Ses conseillers lui ont suggéré de rappeler à Mme Harris leur dernière rencontre, lors d'une conférence en Pennsylvanie quelques mois plus tôt.
«Lorsque nous nous sommes rencontrés à Philadelphie, vous avez dit que la campagne serait "extrêmement difficile", mais que vous gagneriez – vous aviez tellement raison! Vous avez mené une campagne remarquable!», aurait mentionné M. Trudeau à Mme Harris si elle était devenue la première femme à diriger les États-Unis.
Les notes préparées en prévision de l'appel suggéraient également à M. Trudeau de dire à Mme Harris qu'il était heureux de travailler sur «toutes les priorités que nous partageons, notamment les droits des femmes, le droit à l'avortement, les changements climatiques et l'environnement».
«Nous attendons avec impatience de vous accueillir au Canada dès que possible!»
Ces notes n'ont bien sûr pas été nécessaires, car Donald Trump a remporté l'élection présidentielle américaine de 2024, obtenant ainsi un second mandat — il avait aussi été président de 2016 à 2020.
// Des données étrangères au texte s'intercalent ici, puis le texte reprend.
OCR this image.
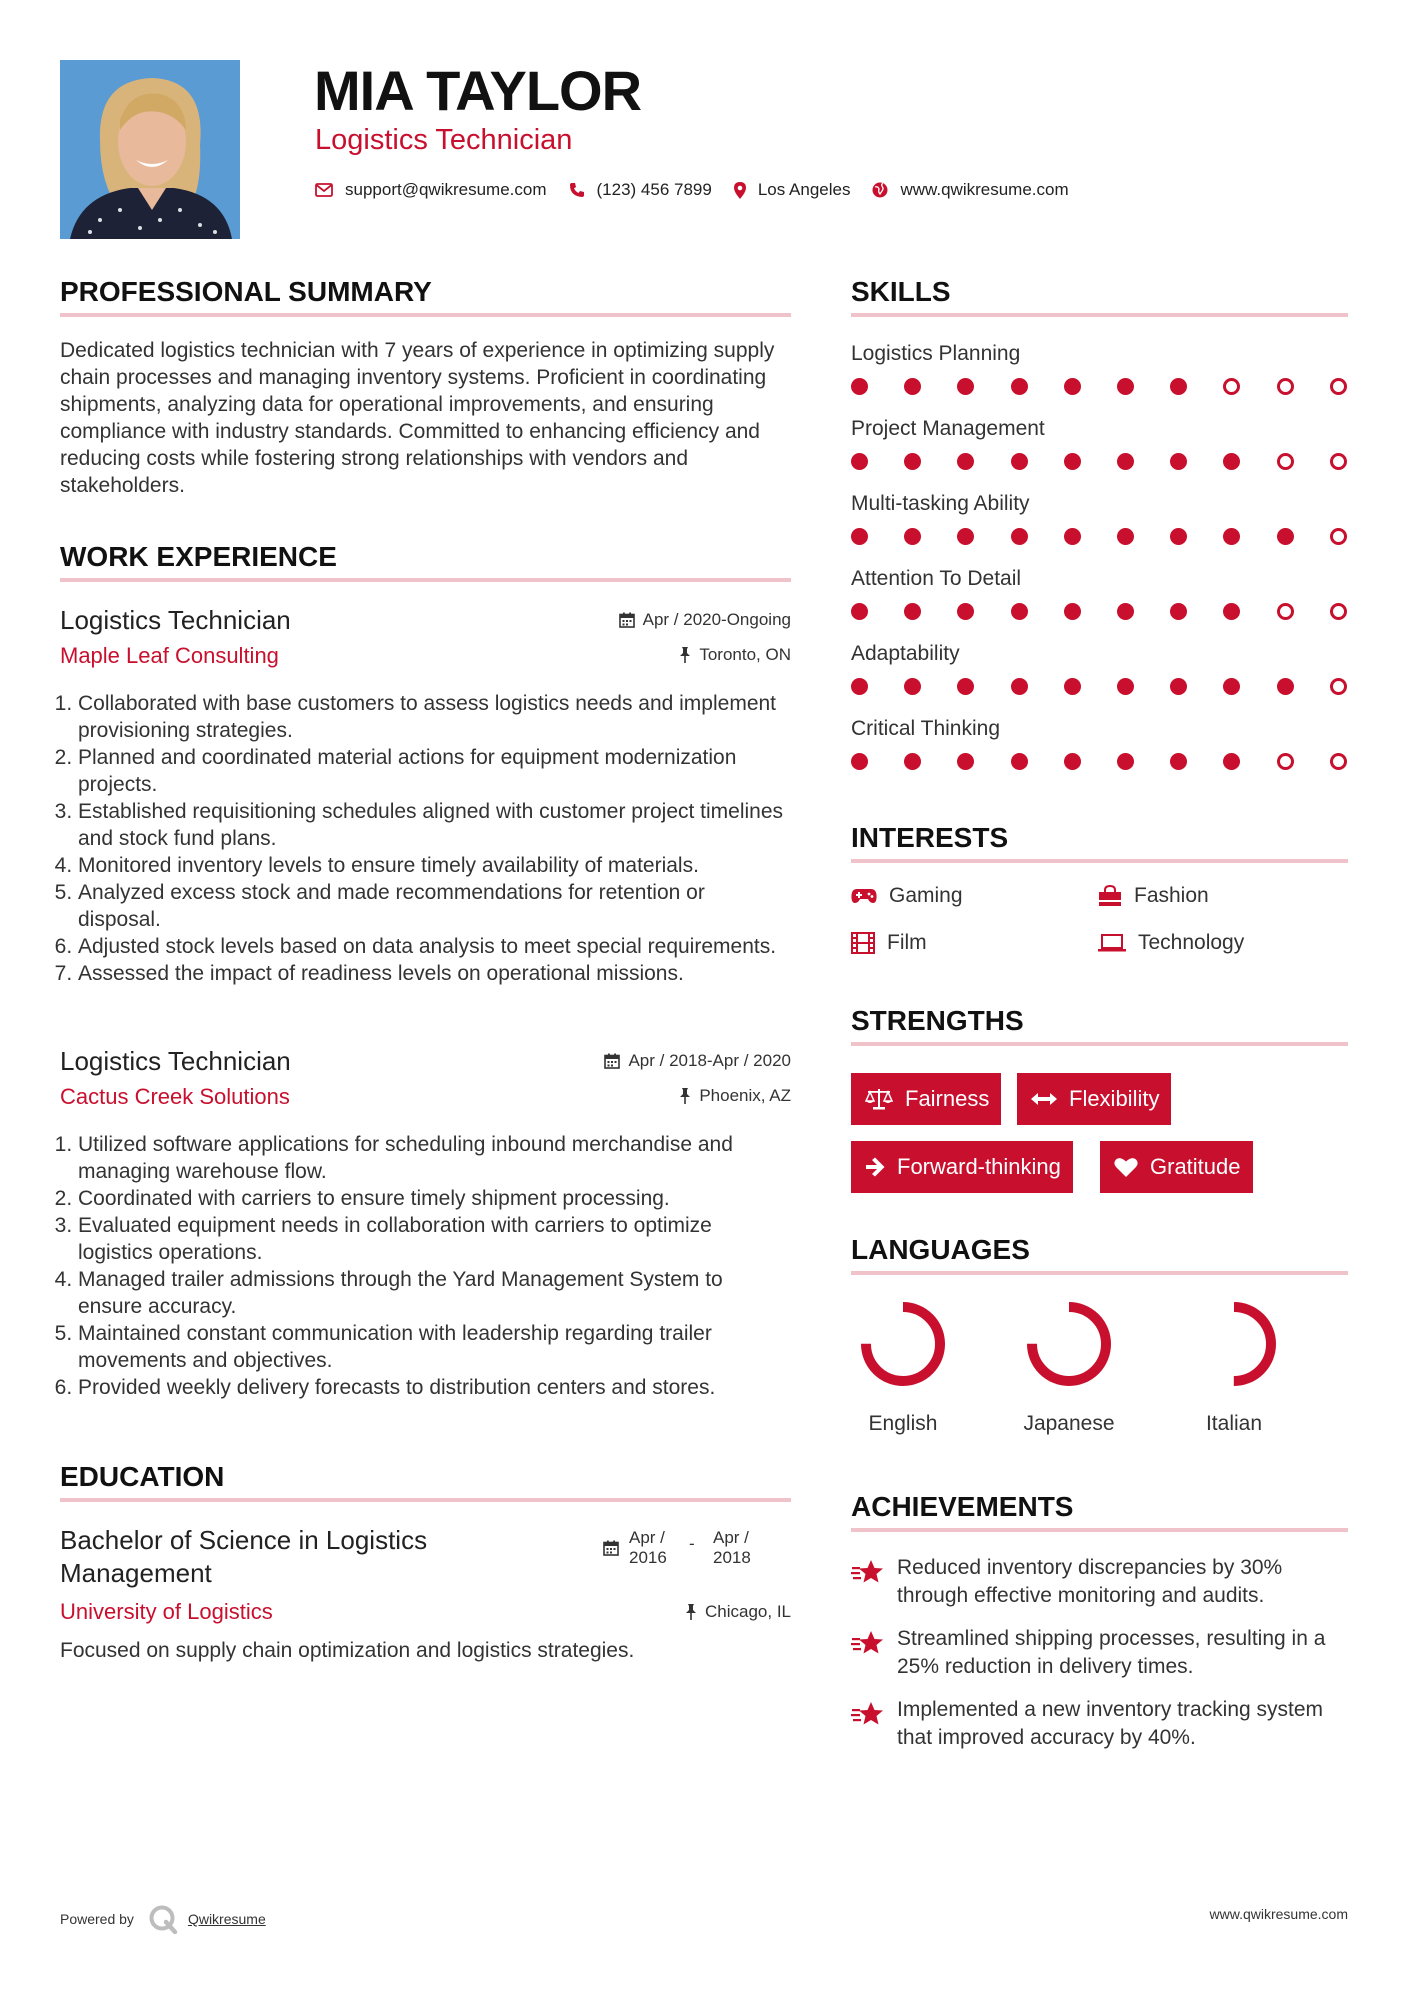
MIA TAYLOR
Logistics Technician
support@qwikresume.com	(123) 456 7899	Los Angeles	www.qwikresume.com
PROFESSIONAL SUMMARY
Dedicated logistics technician with 7 years of experience in optimizing supply chain processes and managing inventory systems. Proficient in coordinating shipments, analyzing data for operational improvements, and ensuring compliance with industry standards. Committed to enhancing efficiency and reducing costs while fostering strong relationships with vendors and stakeholders.
WORK EXPERIENCE
Logistics Technician
Maple Leaf Consulting
Apr / 2020-Ongoing
Toronto, ON
1. Collaborated with base customers to assess logistics needs and implement provisioning strategies.
2. Planned and coordinated material actions for equipment modernization projects.
3. Established requisitioning schedules aligned with customer project timelines and stock fund plans.
4. Monitored inventory levels to ensure timely availability of materials.
5. Analyzed excess stock and made recommendations for retention or disposal.
6. Adjusted stock levels based on data analysis to meet special requirements.
7. Assessed the impact of readiness levels on operational missions.
Logistics Technician
Cactus Creek Solutions
Apr / 2018-Apr / 2020
Phoenix, AZ
1. Utilized software applications for scheduling inbound merchandise and managing warehouse flow.
2. Coordinated with carriers to ensure timely shipment processing.
3. Evaluated equipment needs in collaboration with carriers to optimize logistics operations.
4. Managed trailer admissions through the Yard Management System to ensure accuracy.
5. Maintained constant communication with leadership regarding trailer movements and objectives.
6. Provided weekly delivery forecasts to distribution centers and stores.
EDUCATION
Bachelor of Science in Logistics Management
University of Logistics
Apr / 2016
- Apr / 2018
Chicago, IL
Focused on supply chain optimization and logistics strategies.
SKILLS
Logistics Planning
Project Management
Multi-tasking Ability
Attention To Detail
Adaptability
Critical Thinking
INTERESTS
Gaming	Fashion
Film	Technology
STRENGTHS
Fairness	Flexibility
Forward-thinking	Gratitude
LANGUAGES
English	Japanese	Italian
ACHIEVEMENTS
Reduced inventory discrepancies by 30% through effective monitoring and audits.
Streamlined shipping processes, resulting in a 25% reduction in delivery times.
Implemented a new inventory tracking system that improved accuracy by 40%.
Powered by	Qwikresume	www.qwikresume.com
Cependant, les notes et les documents connexes obtenus par La Presse Canadienne grâce à la Loi sur l'accès à l'information montrent que les responsables fédéraux étaient prêts à accueillir la victoire de l'un ou l'autre des candidats.
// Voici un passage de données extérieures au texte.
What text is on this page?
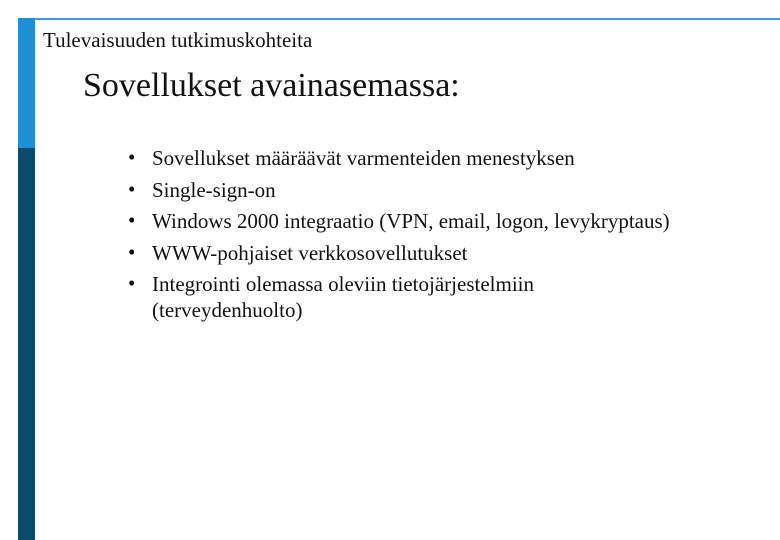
Tulevaisuuden tutkimuskohteita
Sovellukset avainasemassa:
• Sovellukset määräävät varmenteiden menestyksen
• Single-sign-on
• Windows 2000 integraatio (VPN, email, logon, levykryptaus)
• WWW-pohjaiset verkkosovellutukset
• Integrointi olemassa oleviin tietojärjestelmiin
(terveydenhuolto)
Ils donnent également un aperçu d'un scénario politique alternatif qui ne s'est jamais concrétisé pour le Canada et les États-Unis.
Similitudes et différences
Un communiqué de presse rédigé par le cabinet du premier ministre en prévision d'une éventuelle victoire de Mme Harris, candidate démocrate d'origine afro-américaine et sud-asiatique, qualifiait cette victoire d'«historique, qui encouragera davantage de femmes – y compris les femmes racialisées – à se présenter aux élections et qui fera tomber les barrières bien au-delà des urnes».
Les notes de discours rédigées pour un appel téléphonique de M. Trudeau à M. Trump couvraient certains des mêmes points que ceux d'une conversation avec Mme Harris, notamment les efforts pour parvenir à la paix au Moyen-Orient et l'alignement d'Ottawa sur Washington concernant l'accord commercial entre le Canada, les États-Unis et le Mexique.
Toutefois, les notes destinées à la conversation avec M. Trump décrivaient le pacte commercial continental comme «un héritage remarquable de votre dernière présidence».
Elles suggéraient également à M. Trudeau d'exprimer son désir de travailler avec le président élu sur les pipelines et les lignes de transport transfrontaliers, ainsi que sur le renforcement des chaînes d'approvisionnement afin de réduire la dépendance vis-à-vis des États hostiles.
Les points de discussion ne faisaient aucune mention des droits des femmes ou de l'environnement, et rien ne suggérait que M. Trudeau et M. Trump devraient se rencontrer en personne.
Sécurité économique
Quelques semaines seulement après l'élection, M. Trudeau s'est rendu à un dîner à la résidence Mar-a-Lago de M. Trump en Floride, après que le président élu a menacé d'imposer des droits de douane sur les marchandises en provenance du Canada et du Mexique. M. Trump a soutenu que ces pays pouvaient éviter ces droits de douane s'ils prenaient des mesures pour empêcher les migrants et les drogues illicites, telles que le fentanyl, d'entrer aux États-Unis.
Lors du dîner, M. Trump a proposé que le Canada devienne le 51e État, une provocation qu'il répétera à plusieurs reprises au cours des mois suivants.
Peu après sa visite en Floride, M. Trudeau a fait valoir que la défaite de Mme Harris illustrait que les droits et les progrès des femmes sont menacés.
Une fois en poste comme 47e président des États-Unis, Donald Trump a frappé le Canada d'une avalanche de droits de douane, notamment sur les produits en acier et en aluminium et les automobiles.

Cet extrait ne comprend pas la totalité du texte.